All at once, his constructs were sliced and diced into cubes a few centimeters wide while the earth itself rose to destroy them, ending things as he was captured in the dirt’s grasp as well, even if he wasn’t finished without complaints.
“You know, if you say you’re going to be the final boss, you should at least wait until I’ve properly beaten the others,” Ben said as Thera came down, watching the cubes that remained of his creations as they tried to reassemble themselves despite her efforts, or else grow into new creatures still, as she continued to destroy them while she answered.
“I figured I should just put a stop to things before you permanently traumatize anyone watching,” she sighed. “And now that this is over, can you stop actualizing them?”
“Eh, yeah, I guess you got me,” he said as he released his constructs, leaving an unsettled air as he finished.
“I said get rid of them, not change them,” Thera told him.
In her eyes, at the very least it became clear that nothing was moving anymore, and along with a slight colour change in everything, all of his creations looked like they’d collapsed slightly, but that was the end of it. Even the giant tree-thing, which she’d initially left, had only lost some of its form and drooped over limply, with Ben shrugging in answer.
“I got rid of every part of them I was actualizing, but that left everything they used behind themselves.”
“... I know I’m going to hate asking, but elaborate on that.”
“You know I can actualize on a molecular level, making things act with proper chemical reactions, but what I did there was actualize to the point that chemistry met biology. The seed I made sprouted from the dirt I created, but while it was taking in plenty of actualized atoms, it was also taking in the products filling the air, ultimately creating hybrid structures of real and fake matter. I got rid of the fake stuff, but when I did, it left behind everything that was real.”
“... Ben, please.”
“What?”
“Where do I even begin?” She sighed, unable to help but notice that the other contenders who’d been watching flinched away at the explanation. “Okay, I guess what’s most important is that this is all thoroughly dead, right? Nothing you made is going to sprout more of these monsters, and we aren’t going to be left with a newer, somehow more horrific invasion to deal with?”
“No, even if releasing my actualization didn’t kill everything, I already told Yuzu that they’d only last for a few hours. Even if I materialized that instead of actualizing, it ultimately would have been fine. I’m not going to create and release an uncontrollable, unending plague of monsters on the world.”
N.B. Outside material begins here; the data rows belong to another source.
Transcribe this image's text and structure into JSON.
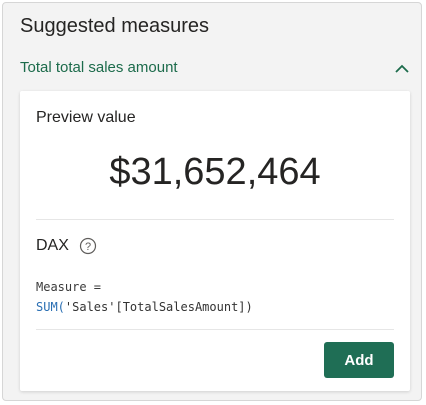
{
  "panel": {
    "title": "Suggested measures",
    "section_title": "Total total sales amount",
    "collapse_icon": "chevron-up-icon"
  },
  "card": {
    "preview_label": "Preview value",
    "preview_value": "$31,652,464",
    "dax_label": "DAX",
    "help_icon": "help-circle-icon",
    "code_line1": "Measure =",
    "code_fn": "SUM(",
    "code_arg": "'Sales'[TotalSalesAmount]",
    "code_close": ")",
    "add_label": "Add"
  },
  "colors": {
    "accent_text": "#1c6b4b",
    "button": "#1f6e55",
    "function": "#2a6fb3"
  }
}
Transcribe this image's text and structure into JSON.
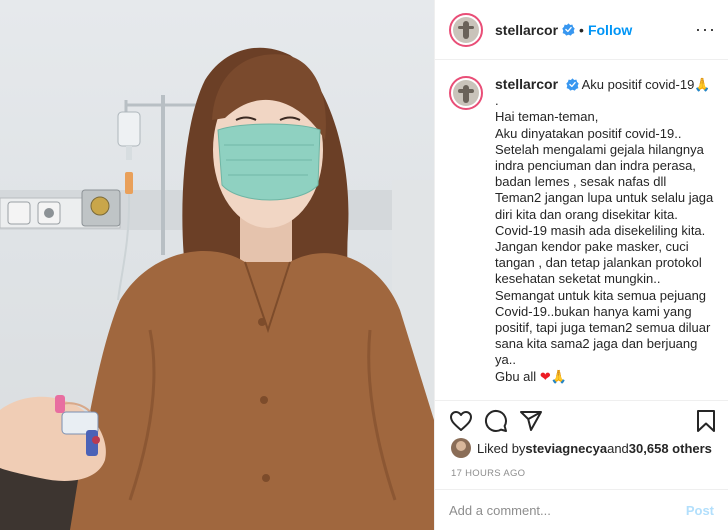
{
  "post": {
    "username": "stellarcor",
    "follow_label": "Follow",
    "separator": "•",
    "more_label": "···",
    "caption_title": "Aku positif covid-19🙏",
    "caption_lines": [
      ".",
      "Hai teman-teman,",
      "Aku dinyatakan positif covid-19..",
      "Setelah mengalami gejala hilangnya",
      "indra penciuman dan indra perasa,",
      "badan lemes , sesak nafas dll",
      "Teman2 jangan lupa untuk selalu jaga",
      "diri kita dan orang disekitar kita.",
      "Covid-19 masih ada disekeliling kita.",
      "Jangan kendor pake masker, cuci",
      "tangan , dan tetap jalankan protokol",
      "kesehatan seketat mungkin..",
      "Semangat untuk kita semua pejuang",
      "Covid-19..bukan hanya kami yang",
      "positif, tapi juga teman2 semua diluar",
      "sana kita sama2 jaga dan berjuang",
      "ya.."
    ],
    "caption_last_text": "Gbu all ",
    "caption_last_heart": "❤",
    "caption_last_pray": "🙏",
    "likes_prefix": "Liked by ",
    "liker_name": "steviagnecya",
    "likes_and": " and ",
    "likes_count": "30,658 others",
    "timestamp": "17 HOURS AGO",
    "comment_placeholder": "Add a comment...",
    "post_button": "Post"
  },
  "icons": {
    "like": "heart-outline-icon",
    "comment": "speech-bubble-icon",
    "share": "paper-plane-icon",
    "save": "bookmark-icon",
    "verified": "verified-badge-icon"
  },
  "colors": {
    "accent": "#0095f6",
    "verified": "#3897f0",
    "story_ring": "#e94e77",
    "muted": "#8e8e8e"
  }
}
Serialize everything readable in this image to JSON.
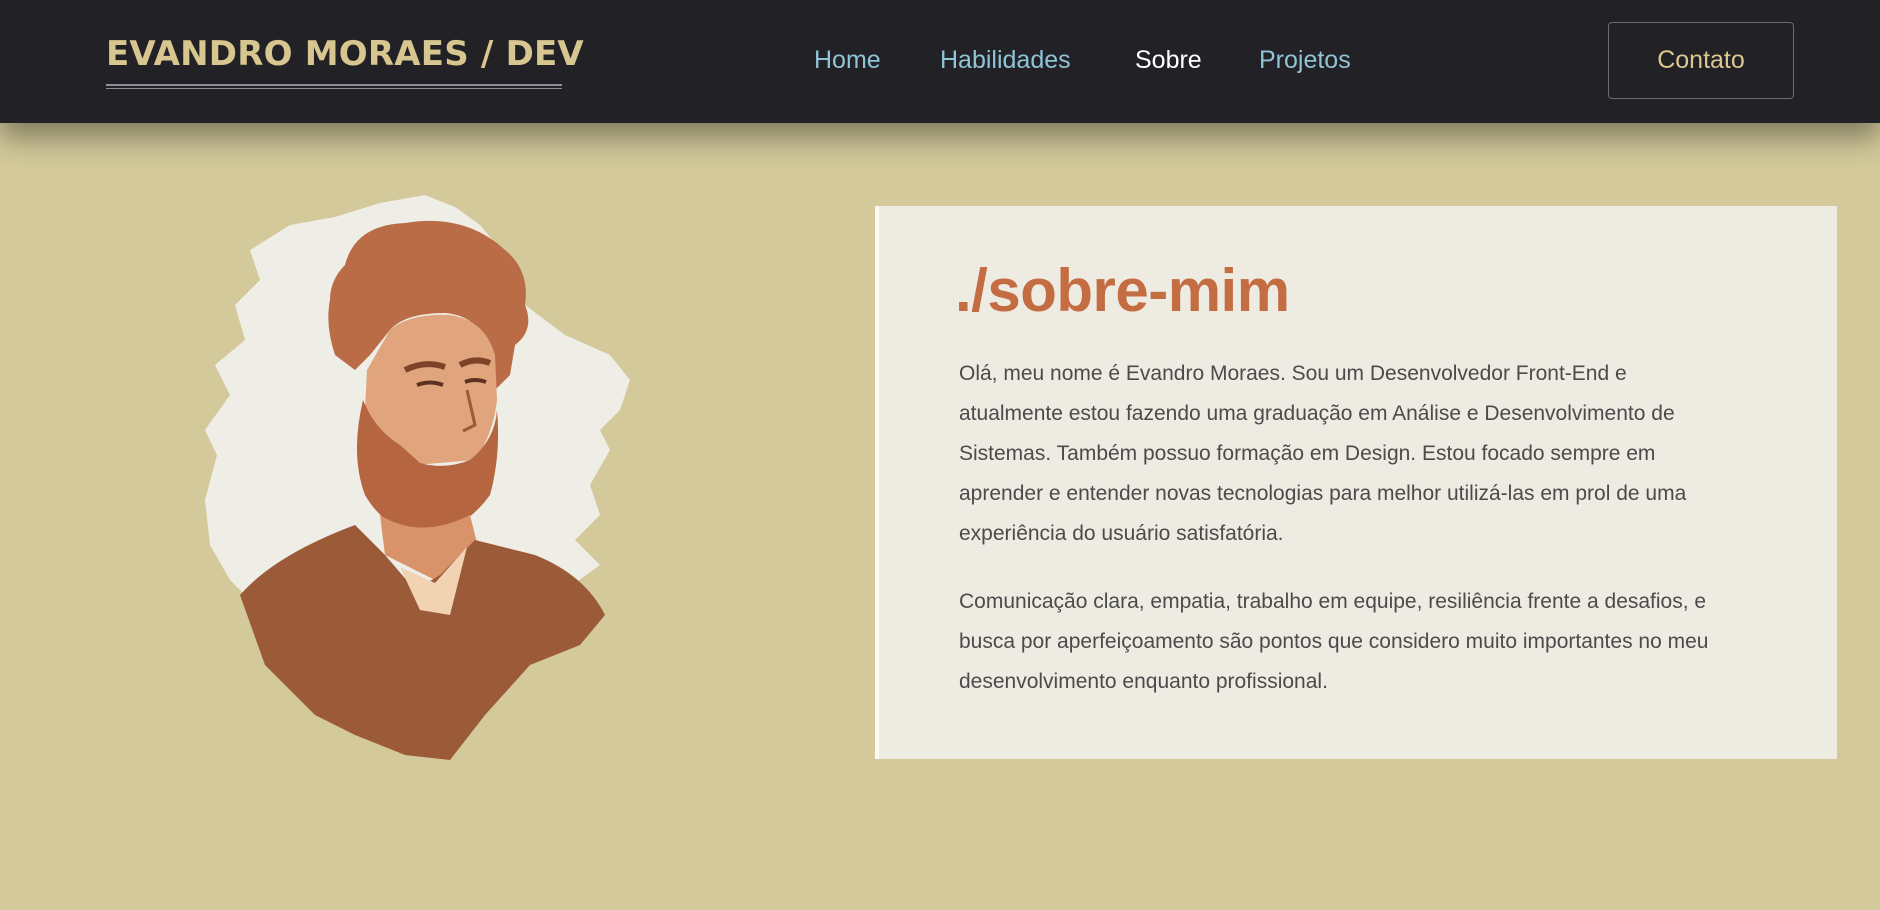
{
  "header": {
    "logo": "EVANDRO MORAES / DEV",
    "nav": [
      {
        "label": "Home",
        "active": false
      },
      {
        "label": "Habilidades",
        "active": false
      },
      {
        "label": "Sobre",
        "active": true
      },
      {
        "label": "Projetos",
        "active": false
      }
    ],
    "contact_label": "Contato"
  },
  "about": {
    "title": "./sobre-mim",
    "paragraphs": [
      "Olá, meu nome é Evandro Moraes. Sou um Desenvolvedor Front-End e atualmente estou fazendo uma graduação em Análise e Desenvolvimento de Sistemas. Também possuo formação em Design. Estou focado sempre em aprender e entender novas tecnologias para melhor utilizá-las em prol de uma experiência do usuário satisfatória.",
      "Comunicação clara, empatia, trabalho em equipe, resiliência frente a desafios, e busca por aperfeiçoamento são pontos que considero muito importantes no meu desenvolvimento enquanto profissional."
    ]
  },
  "colors": {
    "page_background": "#d3c99a",
    "navbar": "#222226",
    "logo": "#d8c690",
    "nav_link": "#8fc3d6",
    "nav_active": "#ffffff",
    "title_accent": "#c46d42",
    "card_background": "#edebe2",
    "portrait_tint": "#c1784d"
  }
}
“... Yeah, I’m going to hate the answer I get to this most of all,” Thera complained to herself before asking what felt like the obvious question from there, with the answer already seeming plain even without it being said. “Is that something you could do?”
“... I mean…”
“Gods above,” she muttered before putting her head in her hands. “Alright, Ben? As someone who too often finds themself acting as your voice of morality and reason, I’m just going to tell you. If you ever get the urge to do something like that, don’t.”
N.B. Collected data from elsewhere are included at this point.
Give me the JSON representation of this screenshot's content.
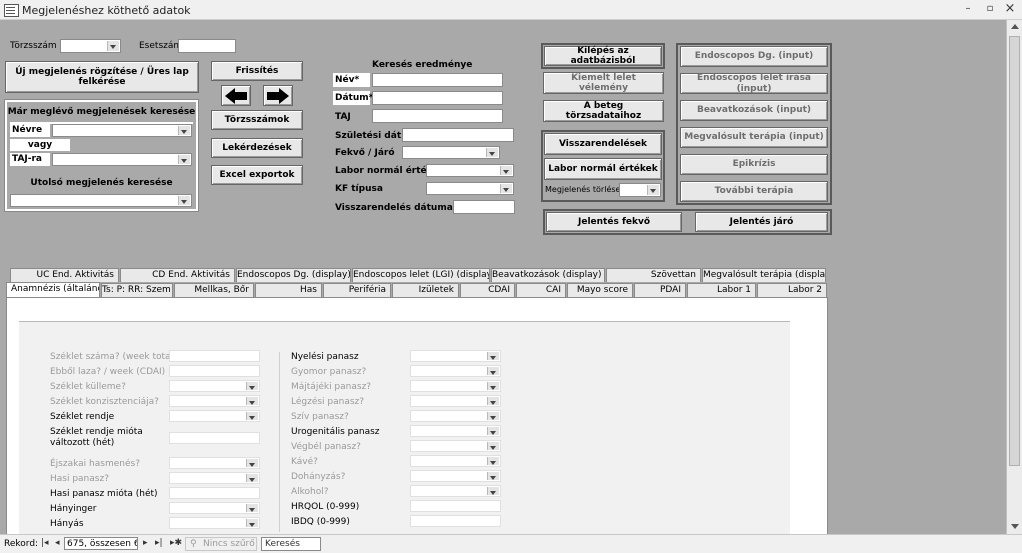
{
  "window": {
    "title": "Megjelenéshez köthető adatok",
    "minimize": "–",
    "maximize": "▫",
    "close": "×"
  },
  "header": {
    "torzsszam_label": "Törzsszám",
    "esetszam_label": "Esetszám",
    "new_visit_button": "Új megjelenés rögzítése / Üres lap felkérése",
    "refresh_button": "Frissítés",
    "torzsszamok_button": "Törzsszámok",
    "lekerdezesek_button": "Lekérdezések",
    "excel_button": "Excel exportok"
  },
  "existing_search": {
    "title": "Már meglévő megjelenések keresése",
    "by_name_label": "Névre",
    "or_label": "vagy",
    "by_taj_label": "TAJ-ra",
    "last_title": "Utolsó megjelenés keresése"
  },
  "search_result": {
    "title": "Keresés eredménye",
    "nev": "Név*",
    "datum": "Dátum*",
    "taj": "TAJ",
    "szuletesi": "Születési dát.",
    "fekvo_jaro": "Fekvő / Járó",
    "labor": "Labor normál érték",
    "kf": "KF típusa",
    "visszarendeles": "Visszarendelés dátuma"
  },
  "actions": {
    "exit": "Kilépés az adatbázisból",
    "kiemelt": "Kiemelt lelet vélemény",
    "torzsadat": "A beteg törzsadataihoz",
    "visszarendelesek": "Visszarendelések",
    "labor_normal": "Labor normál értékek",
    "torles": "Megjelenés törlése",
    "endo_dg": "Endoscopos Dg. (input)",
    "endo_lelet": "Endoscopos lelet írása (input)",
    "beavatkozasok": "Beavatkozások (input)",
    "terapia": "Megvalósult terápia (input)",
    "epikrizis": "Epikrízis",
    "tovabbi": "További terápia",
    "jelentes_fekvo": "Jelentés fekvő",
    "jelentes_jaro": "Jelentés járó"
  },
  "tabs_row1": [
    "UC End. Aktivitás",
    "CD End. Aktivitás",
    "Endoscopos Dg. (display)",
    "Endoscopos lelet (LGI) (display)",
    "Beavatkozások (display)",
    "Szövettan",
    "Megvalósult terápia (display)"
  ],
  "tabs_row2": [
    "Anamnézis (általános)",
    "Ts: P: RR: Szem",
    "Mellkas, Bőr",
    "Has",
    "Periféria",
    "Izületek",
    "CDAI",
    "CAI",
    "Mayo score",
    "PDAI",
    "Labor 1",
    "Labor 2"
  ],
  "form_left": [
    "Széklet száma? (week total)",
    "Ebből laza? / week (CDAI)",
    "Széklet külleme?",
    "Széklet konzisztenciája?",
    "Széklet rendje",
    "Széklet rendje mióta változott (hét)",
    "Éjszakai hasmenés?",
    "Hasi panasz?",
    "Hasi panasz mióta (hét)",
    "Hányinger",
    "Hányás"
  ],
  "form_right": [
    "Nyelési panasz",
    "Gyomor panasz?",
    "Májtájéki panasz?",
    "Légzési panasz?",
    "Szív panasz?",
    "Urogenitális panasz",
    "Végbél panasz?",
    "Kávé?",
    "Dohányzás?",
    "Alkohol?",
    "HRQOL (0-999)",
    "IBDQ (0-999)"
  ],
  "statusbar": {
    "record_label": "Rekord:",
    "record_value": "675, összesen 675",
    "filter": "Nincs szűrő",
    "search": "Keresés"
  }
}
“Relax,” he reassured her. “I live here too; I’m not going to fill the planet with soulless monsters.”
“No doing anything like you just did again either without consulting me or your god first, too.”
“Seriously?”
“I actually couldn’t be more serious right now.”
“Alright, fine,” he shrugged. It wasn’t exactly something he was looking at doing all of the time, at least. There was a reason he kept most of that line of experimentation confined to his realm, and there was still plenty of time to refine the designs too. After all, the only time he could think he’d be really tempted to do such a thing again was going to be during the next wave, and by the time that rolled around, the amount of research and experimentation he’d be able to do on that front would make the things he could create completely unrecognizable.